AFI Film Festival AW Kautzer's Film Review Film

Jockey – AFI Film Festival 2021

Jockey

The lean and economical Jockey is a singular showcase for Clifton Collins Jr. who gives a career best performance.  

Cinema at its best is a window into cultures, people, places, an era sometimes a combination of all and more.  Jockey gives us a look at the world of horse racing jockeys.  Through this gaze as seen through the eyes of a specific jockey (Collins) attempting one final hurrah.  Jockey transcends the sports genre to something more elegant and meditative.   

Director Clint Bentley along with his co-screenwriter Greg Kwedar have crafted a story that is about a singular experience but through the singularity, they have found common truths.  There is a family-friendly version of this story.  You know the one.  The grizzled vet with one last chance, training the inexperienced younger talent his ways and finding a common ground to win the big race.  We have seen that sports movie formula time and time again.  Jockey crafts an adroit tale that takes the essentials of those troupes and contorts them into a soulful character piece. 

That character piece and its success rests on the shoulders of Clifton Collins Jr.  Since his haunting turn in the Samuel L Jackson starring 187, Collins has always been memorable, at the very least, in the 125 films he’s made since.  Even fans of Collins will not be prepared for how great he truly is in Jockey.  Bentley and the script allow Collins the space to live in the role in a way that we haven’t seen before.  

Collins’ as Jackson Silva shows us a man on the cusp of change.  That cusp is where Collins finds a goldmine that allows him to be laconic in a way that is reminiscent of Steve McQueen in Junior Bonner.  Both films and actors bravely showmen whose bodies are breaking down but not broken down completely.  The messiness of that breakdown but the pride that won’t allow someone to quit unless it’s on their own terms.  That struggle that you are losing what made you good.  The fact that it’s for the most part a purely physical performance makes the artistry and craft Collins has brought to the role all the more special.   

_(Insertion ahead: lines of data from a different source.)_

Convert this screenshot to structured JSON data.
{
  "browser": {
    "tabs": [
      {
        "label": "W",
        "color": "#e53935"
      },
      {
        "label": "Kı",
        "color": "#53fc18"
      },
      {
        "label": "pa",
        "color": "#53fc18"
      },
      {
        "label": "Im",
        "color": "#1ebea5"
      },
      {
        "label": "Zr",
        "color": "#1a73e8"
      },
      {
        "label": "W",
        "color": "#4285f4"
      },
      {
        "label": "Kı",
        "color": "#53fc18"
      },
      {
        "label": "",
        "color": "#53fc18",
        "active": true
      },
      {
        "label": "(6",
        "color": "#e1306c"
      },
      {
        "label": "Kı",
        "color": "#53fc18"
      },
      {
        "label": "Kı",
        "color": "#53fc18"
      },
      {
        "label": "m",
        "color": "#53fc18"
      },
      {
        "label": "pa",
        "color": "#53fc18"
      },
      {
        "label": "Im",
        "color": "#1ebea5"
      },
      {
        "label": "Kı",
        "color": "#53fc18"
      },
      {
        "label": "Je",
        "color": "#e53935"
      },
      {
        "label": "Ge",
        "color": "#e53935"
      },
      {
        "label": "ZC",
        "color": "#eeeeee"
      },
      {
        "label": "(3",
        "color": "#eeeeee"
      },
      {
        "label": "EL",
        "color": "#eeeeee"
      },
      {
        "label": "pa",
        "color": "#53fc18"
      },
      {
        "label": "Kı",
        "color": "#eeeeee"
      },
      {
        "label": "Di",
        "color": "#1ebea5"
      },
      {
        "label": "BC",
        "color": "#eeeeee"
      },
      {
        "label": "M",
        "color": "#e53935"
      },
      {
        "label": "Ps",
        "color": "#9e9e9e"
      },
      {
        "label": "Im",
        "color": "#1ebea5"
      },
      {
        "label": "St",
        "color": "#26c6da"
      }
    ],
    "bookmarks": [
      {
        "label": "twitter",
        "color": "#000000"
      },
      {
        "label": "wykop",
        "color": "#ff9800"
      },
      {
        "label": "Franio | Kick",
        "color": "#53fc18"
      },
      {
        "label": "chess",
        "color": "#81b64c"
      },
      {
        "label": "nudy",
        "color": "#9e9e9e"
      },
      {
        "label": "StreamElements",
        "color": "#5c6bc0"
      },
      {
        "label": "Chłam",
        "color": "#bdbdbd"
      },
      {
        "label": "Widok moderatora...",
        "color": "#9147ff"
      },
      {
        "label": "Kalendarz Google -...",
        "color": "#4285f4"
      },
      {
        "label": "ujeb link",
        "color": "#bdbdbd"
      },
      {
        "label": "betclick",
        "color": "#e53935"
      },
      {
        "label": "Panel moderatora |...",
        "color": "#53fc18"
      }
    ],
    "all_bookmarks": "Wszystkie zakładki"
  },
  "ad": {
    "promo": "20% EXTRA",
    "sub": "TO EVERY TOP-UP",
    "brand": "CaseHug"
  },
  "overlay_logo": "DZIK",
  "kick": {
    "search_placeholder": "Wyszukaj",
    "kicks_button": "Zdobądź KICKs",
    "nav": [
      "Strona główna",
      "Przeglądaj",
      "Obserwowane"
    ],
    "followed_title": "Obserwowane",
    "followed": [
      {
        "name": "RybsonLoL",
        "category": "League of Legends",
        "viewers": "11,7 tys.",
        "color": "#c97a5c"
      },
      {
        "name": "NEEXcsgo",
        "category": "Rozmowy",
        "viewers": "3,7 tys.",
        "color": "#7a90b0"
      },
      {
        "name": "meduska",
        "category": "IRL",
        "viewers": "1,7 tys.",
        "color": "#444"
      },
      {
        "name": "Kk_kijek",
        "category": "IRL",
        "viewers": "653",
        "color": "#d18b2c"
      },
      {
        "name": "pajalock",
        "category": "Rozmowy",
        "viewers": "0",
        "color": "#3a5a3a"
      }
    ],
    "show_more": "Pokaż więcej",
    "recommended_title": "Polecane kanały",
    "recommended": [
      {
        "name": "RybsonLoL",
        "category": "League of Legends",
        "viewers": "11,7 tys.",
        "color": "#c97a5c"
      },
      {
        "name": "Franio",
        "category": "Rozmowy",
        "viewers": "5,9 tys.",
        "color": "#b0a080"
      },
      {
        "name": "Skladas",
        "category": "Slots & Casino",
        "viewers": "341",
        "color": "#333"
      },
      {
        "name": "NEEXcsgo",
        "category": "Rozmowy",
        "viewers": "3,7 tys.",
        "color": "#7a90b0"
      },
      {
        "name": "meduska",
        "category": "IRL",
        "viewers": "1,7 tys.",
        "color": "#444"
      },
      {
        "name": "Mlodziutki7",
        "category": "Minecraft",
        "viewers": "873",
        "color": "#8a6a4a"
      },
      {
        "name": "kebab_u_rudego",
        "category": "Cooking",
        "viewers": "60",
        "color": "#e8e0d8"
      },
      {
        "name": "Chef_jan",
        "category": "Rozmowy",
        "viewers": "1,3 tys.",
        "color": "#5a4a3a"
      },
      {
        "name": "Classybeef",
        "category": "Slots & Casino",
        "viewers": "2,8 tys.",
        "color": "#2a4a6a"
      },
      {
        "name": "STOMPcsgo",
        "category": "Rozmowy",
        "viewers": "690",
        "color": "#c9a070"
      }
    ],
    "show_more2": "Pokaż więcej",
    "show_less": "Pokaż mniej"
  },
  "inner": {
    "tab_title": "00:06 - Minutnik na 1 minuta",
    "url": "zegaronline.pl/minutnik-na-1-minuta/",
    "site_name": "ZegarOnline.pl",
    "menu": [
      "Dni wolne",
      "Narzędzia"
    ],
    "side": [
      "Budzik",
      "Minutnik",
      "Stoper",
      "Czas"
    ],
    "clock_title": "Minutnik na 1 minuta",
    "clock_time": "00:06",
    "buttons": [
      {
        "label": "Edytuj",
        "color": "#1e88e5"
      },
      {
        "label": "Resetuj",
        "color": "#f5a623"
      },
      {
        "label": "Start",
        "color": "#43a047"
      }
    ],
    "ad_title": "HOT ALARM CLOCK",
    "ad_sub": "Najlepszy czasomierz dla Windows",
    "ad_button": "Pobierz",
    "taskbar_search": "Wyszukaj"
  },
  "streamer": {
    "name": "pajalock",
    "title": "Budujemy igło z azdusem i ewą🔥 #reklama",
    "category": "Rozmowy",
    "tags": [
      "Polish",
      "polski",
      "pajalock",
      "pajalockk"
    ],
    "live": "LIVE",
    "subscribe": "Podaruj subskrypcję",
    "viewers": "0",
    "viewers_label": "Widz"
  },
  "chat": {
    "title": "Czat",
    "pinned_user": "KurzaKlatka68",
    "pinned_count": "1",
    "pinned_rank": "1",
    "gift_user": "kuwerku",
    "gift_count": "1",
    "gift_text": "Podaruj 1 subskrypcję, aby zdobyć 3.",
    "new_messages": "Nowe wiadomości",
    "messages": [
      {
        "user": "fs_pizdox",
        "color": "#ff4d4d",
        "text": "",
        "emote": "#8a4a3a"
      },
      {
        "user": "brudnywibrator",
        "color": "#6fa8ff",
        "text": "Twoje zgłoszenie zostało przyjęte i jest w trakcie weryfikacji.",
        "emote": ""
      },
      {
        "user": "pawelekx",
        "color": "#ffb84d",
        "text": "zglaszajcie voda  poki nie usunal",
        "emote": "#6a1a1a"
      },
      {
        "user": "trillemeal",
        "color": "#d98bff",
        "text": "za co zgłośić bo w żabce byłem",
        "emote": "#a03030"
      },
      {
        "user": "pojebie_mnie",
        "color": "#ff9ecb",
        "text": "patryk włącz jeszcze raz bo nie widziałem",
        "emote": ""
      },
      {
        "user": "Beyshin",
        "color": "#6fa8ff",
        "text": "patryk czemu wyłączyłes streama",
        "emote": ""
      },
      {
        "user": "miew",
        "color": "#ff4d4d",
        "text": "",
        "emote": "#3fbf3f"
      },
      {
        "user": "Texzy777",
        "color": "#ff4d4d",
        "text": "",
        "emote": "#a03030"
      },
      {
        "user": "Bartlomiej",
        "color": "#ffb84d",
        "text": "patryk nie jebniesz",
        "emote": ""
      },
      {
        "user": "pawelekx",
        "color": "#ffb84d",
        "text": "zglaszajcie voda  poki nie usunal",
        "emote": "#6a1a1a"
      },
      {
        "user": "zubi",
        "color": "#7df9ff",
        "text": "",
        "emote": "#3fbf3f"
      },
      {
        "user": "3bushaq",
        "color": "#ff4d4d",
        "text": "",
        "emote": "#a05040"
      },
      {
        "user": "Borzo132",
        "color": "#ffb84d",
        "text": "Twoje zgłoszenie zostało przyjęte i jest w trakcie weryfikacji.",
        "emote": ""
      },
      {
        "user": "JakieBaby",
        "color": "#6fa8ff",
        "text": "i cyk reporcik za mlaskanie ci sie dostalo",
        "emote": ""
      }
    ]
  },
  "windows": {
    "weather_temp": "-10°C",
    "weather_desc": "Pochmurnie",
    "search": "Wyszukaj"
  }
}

Collins’ performance is aided greatly by the work of both Molly Parker and Moises Arias.  Parker as the horse owner that Collins’ Silva works with gives us an earthy performance that is a perfect foil to the jockey.  The work between the two in Silva’s camper is intimate in a way that is unexpectedly powerful.  Arias in the role of the younger jockey is unexpected in a way that it never feels like the cliché version of this often-written role. 

Jockey ends not with a victory or a loss but a passage of time and possibly of an era.  There is no pomp and circumstance. Only people moving forward in time, accepting what has passed and what is to come.  That movement and acceptance is some of the boldest storytelling by an actor and director in recent memory. 

Jockey plays AFI Film Festival 2021 November 14th and is being released by Sony Pictures Classic in theaters in December.